The same goes for the routers themselves. Beyond the actual routing, routers involve important ancillary functions relevant to IPv6, such as network management, high availability features, video transcoding and traffic inspection, which each need to be evaluated for IPv6 compatibility. Large organizations will need to evaluate their BGP implementation. BGP has the ability to support applications, such as propagating Access Control Lists (ACL) across an I-BGP mesh that can involve IPv4 addresses.  More specifically, when the ACL data starts including IPv6 addresses, will those ACLs still propagate through the routers? Will they be corrupted? Or worse, will that router suffer some outage as a result? Those are some of the questions that enterprises will need to answer.

All organizations will need to check their use of redundant router configurations. Router backup protocols, such as the open Virtual Router Redundancy Protocol (VRRP) or Cisco Hot Standby Router Protocol (HSRP), allow an IP address to be shared among a group of routers in order for an outage to be identified quickly and so a back-up link can be identified.  When IPv6 is added, large portions of the HSRP code base must be updated. Code that doesn't support IPv6 may affect the whole router.
 
Finally, enterprises need to figure out where to focus their testing and compliance efforts. On that score, organizations might have a few shortcuts. For the most part, companies selling to service providers, such as NTT, who are heavily invested in IPv6, are a safe bet, says Kreese.  Enterprises can add to that list Cisco, Juniper and F5, says Martin Levy, director of IPv6 strategy at Hurricane Electric, the largest provider of IPv6 services in North America.

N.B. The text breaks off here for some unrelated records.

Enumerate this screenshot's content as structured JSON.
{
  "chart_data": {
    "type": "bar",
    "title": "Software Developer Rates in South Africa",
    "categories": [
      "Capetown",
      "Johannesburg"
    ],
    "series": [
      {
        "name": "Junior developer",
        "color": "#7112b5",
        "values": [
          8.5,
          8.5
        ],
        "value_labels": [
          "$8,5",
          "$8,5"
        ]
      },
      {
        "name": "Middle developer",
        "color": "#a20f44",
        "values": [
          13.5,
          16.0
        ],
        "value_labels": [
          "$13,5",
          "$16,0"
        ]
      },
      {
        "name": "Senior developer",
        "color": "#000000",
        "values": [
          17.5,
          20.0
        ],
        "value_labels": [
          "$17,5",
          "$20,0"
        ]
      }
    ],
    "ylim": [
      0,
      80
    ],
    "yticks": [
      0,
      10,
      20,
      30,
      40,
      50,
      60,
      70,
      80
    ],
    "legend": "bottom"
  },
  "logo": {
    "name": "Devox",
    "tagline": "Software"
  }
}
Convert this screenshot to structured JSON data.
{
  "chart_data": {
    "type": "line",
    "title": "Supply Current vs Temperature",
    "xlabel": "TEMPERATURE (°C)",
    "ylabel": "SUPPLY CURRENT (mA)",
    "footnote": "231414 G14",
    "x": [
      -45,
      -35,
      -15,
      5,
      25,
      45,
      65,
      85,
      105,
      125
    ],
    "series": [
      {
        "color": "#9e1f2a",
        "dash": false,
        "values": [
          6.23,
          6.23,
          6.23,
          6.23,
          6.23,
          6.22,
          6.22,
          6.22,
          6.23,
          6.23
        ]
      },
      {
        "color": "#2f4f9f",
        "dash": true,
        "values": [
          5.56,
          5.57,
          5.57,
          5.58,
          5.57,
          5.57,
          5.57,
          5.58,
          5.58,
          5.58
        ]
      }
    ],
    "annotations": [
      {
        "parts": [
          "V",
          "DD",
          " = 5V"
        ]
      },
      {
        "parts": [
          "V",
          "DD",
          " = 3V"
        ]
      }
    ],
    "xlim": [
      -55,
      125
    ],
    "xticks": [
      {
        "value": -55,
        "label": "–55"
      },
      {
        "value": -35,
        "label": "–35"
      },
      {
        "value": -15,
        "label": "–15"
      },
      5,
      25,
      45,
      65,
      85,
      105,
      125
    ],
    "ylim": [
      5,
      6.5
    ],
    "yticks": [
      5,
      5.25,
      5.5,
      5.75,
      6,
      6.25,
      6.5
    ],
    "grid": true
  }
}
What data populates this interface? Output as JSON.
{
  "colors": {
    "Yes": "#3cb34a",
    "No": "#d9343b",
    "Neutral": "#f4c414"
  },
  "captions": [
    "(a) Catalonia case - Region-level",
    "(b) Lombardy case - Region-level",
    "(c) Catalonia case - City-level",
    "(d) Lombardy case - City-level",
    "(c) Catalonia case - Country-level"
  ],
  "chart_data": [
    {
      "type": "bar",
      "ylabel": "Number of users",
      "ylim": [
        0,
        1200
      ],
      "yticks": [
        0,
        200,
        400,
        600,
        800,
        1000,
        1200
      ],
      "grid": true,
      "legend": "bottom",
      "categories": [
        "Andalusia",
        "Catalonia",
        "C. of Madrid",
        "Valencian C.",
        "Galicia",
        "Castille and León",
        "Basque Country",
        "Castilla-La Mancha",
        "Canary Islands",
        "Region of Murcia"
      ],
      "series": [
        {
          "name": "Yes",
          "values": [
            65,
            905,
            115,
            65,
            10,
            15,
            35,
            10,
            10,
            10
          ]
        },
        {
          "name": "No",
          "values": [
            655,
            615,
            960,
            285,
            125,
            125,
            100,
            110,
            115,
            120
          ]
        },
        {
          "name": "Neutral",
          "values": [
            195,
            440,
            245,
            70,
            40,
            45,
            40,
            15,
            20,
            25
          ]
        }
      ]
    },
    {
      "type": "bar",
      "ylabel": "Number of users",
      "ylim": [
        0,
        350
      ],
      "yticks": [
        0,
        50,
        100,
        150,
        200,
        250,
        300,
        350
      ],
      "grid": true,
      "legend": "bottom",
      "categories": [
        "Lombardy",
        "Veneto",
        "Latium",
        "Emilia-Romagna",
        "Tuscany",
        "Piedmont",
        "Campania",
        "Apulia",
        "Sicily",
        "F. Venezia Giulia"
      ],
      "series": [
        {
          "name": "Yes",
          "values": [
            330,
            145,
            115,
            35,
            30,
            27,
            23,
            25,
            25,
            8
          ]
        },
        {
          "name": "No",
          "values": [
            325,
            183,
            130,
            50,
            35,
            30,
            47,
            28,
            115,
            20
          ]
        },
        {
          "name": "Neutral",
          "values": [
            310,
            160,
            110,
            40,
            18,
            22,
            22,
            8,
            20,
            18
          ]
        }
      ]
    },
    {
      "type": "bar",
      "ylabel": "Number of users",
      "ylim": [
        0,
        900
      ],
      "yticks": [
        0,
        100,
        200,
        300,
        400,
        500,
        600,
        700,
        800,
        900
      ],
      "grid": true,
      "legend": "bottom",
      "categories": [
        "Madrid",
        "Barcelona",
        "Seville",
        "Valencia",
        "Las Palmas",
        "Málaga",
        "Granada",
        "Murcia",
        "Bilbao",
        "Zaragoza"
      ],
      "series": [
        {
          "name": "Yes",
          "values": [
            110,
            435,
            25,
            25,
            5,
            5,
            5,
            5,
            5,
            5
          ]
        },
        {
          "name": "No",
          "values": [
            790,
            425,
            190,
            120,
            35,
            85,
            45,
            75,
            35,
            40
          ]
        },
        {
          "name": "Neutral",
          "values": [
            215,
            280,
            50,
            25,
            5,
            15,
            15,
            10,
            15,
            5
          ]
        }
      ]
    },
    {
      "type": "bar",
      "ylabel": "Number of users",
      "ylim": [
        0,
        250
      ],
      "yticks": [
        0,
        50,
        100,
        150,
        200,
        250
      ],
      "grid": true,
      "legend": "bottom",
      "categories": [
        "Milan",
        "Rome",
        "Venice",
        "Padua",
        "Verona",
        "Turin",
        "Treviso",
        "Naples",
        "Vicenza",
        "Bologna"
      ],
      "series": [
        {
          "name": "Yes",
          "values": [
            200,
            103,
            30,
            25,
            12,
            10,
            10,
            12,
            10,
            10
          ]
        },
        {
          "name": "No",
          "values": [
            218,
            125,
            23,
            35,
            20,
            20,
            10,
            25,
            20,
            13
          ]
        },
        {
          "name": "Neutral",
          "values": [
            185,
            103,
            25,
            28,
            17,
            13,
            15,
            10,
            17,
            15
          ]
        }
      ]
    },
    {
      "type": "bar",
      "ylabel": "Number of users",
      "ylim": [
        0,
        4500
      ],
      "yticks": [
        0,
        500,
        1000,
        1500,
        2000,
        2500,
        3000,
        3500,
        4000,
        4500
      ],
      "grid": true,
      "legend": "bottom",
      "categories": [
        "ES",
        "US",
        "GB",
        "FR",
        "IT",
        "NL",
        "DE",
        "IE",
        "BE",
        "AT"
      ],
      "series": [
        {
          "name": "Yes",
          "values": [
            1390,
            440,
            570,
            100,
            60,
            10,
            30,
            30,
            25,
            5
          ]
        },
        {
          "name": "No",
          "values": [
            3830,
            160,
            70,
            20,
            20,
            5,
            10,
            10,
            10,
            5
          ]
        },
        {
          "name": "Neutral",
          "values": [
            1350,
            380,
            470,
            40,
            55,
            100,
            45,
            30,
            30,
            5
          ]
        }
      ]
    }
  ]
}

All of those providers also have a strong carrier presence where IPv6 presence is in demand. The enterprise is another matter. "The network industry is stalling when it comes to being IPv6-ready," says our anonymous CIO. " Many vendors don't seem that eager to go to IPv6 primarily due to the lack of real interest and lack of resolution of some of the security issues that remain outstanding with IPv6.  Everyone is realizing it's not 1998 anymore."